File /home/pai/envs/unified_io/lib/python3.9/site-packages/jax/linear_util.py:167, in WrappedFun.call_wrapped(self, *args, *kwargs) 164 gen = gen_static_args = out_store = None 166 try: --> 167 ans = self.f(args, dict(self.params, kwargs)) 168 except: 169 # Some transformations yield from inside context managers, so we have to 170 # interrupt them before reraising the exception. Otherwise they will only 171 # get garbage-collected at some later time, running their cleanup tasks 172 # only after this exception is handled, which can corrupt the global 173 # state. 174 while stack: , in TargetSequence.post_init(self) 90 assert self.position_id.shape[:2] in [(1, seq_len), (bs, seq_len)] 92 assert self.modality_id.shape in [(), (1, seq_len), (bs, seq_len)] ---> 93 assert self.modality_id.dtype == jnp.int32 95 if self.target_tokens is not None: 96 assert self.target_tokens.shape == (bs, seq_len)

AssertionError:

@chrisc36 @robooootx did you ever find a solution to this?

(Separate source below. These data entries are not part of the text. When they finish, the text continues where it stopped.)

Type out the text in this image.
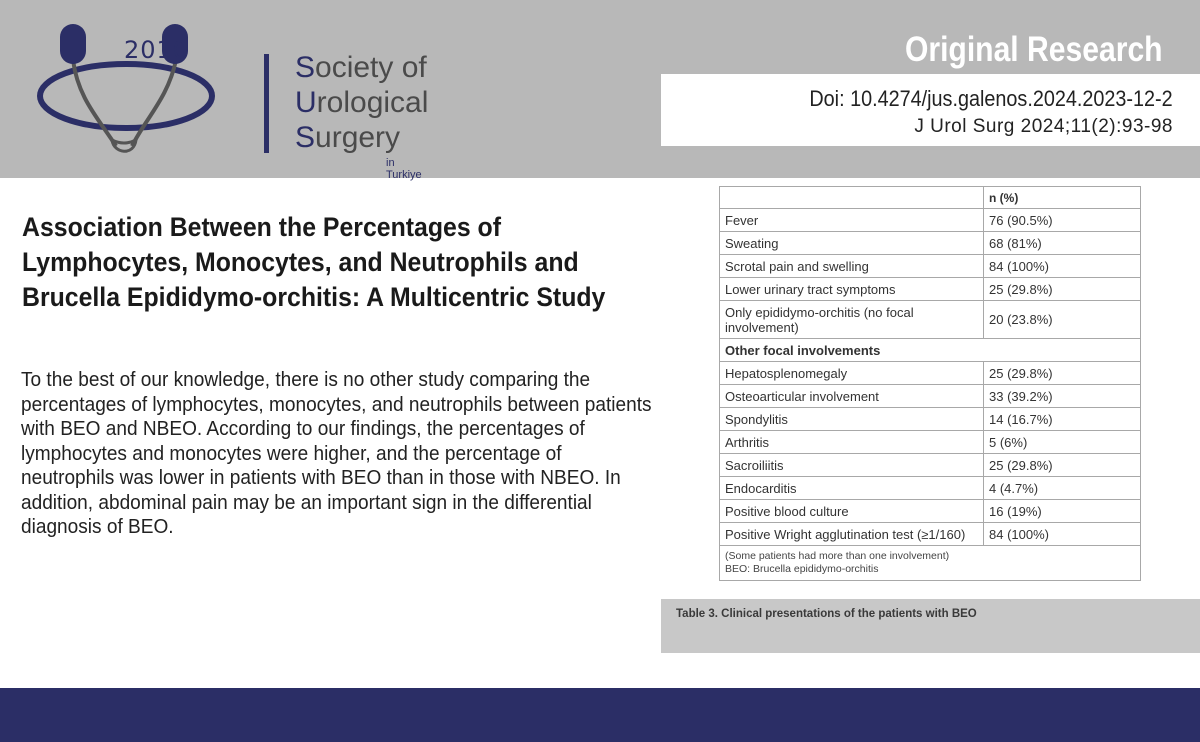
2010
Society of
Urological
Surgery
in Turkiye
Original Research
Doi: 10.4274/jus.galenos.2024.2023-12-2
J Urol Surg 2024;11(2):93-98
Association Between the Percentages of Lymphocytes, Monocytes, and Neutrophils and Brucella Epididymo-orchitis: A Multicentric Study

To the best of our knowledge, there is no other study comparing the percentages of lymphocytes, monocytes, and neutrophils between patients with BEO and NBEO. According to our findings, the percentages of lymphocytes and monocytes were higher, and the percentage of neutrophils was lower in patients with BEO than in those with NBEO. In addition, abdominal pain may be an important sign in the differential diagnosis of BEO.

	n (%)
Fever	76 (90.5%)
Sweating	68 (81%)
Scrotal pain and swelling	84 (100%)
Lower urinary tract symptoms	25 (29.8%)
Only epididymo-orchitis (no focal involvement)	20 (23.8%)
Other focal involvements	
Hepatosplenomegaly	25 (29.8%)
Osteoarticular involvement	33 (39.2%)
Spondylitis	14 (16.7%)
Arthritis	5 (6%)
Sacroiliitis	25 (29.8%)
Endocarditis	4 (4.7%)
Positive blood culture	16 (19%)
Positive Wright agglutination test (≥1/160)	84 (100%)

(Some patients had more than one involvement)
BEO: Brucella epididymo-orchitis	
Table 3. Clinical presentations of the patients with BEO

zcczhang commented 9 months ago

for error TypeError: JAX only supports number and bool dtypes, got dtype bfloat16 in asarray It is mostly due to import orbax.checkpoint. Since this project has taken quite a long time, some of the packages we used are from older versions; recently we found that using pip install dependencies with Python 3.9 would indeed cause conflicts between the Jax and orbax.checkpoint if specifying dtype="bfloat16", but it still works with Python 3.8 (e.g., 3.8.10, which is the default in TPU VMs). After downgrading Python to 3.8, please also downgrade pyglove==0.4.3 which is required by seqio and the latest version released 3 weeks ago only supports Python 3.9. We'll look into this dependency issue more deeply but feel free to use this workaround for now!

For AssertionError, I haven't met this with recent debugging. Could you please share more details? Can you provide a minimal script to reproduce? With the above change, there's no need to change dtype in t5x/examples/unified_io/t5_1_1/{model_size}.gin and t5x/examples/unified_io.config.py to float32 and you can directly set supports_bfloat16 = False or True if using GPU.

KevinKokinda commented 9 months ago

I only seem to get AssertionError when attempting to use float32. With your solution above using bfloat16 worked for me.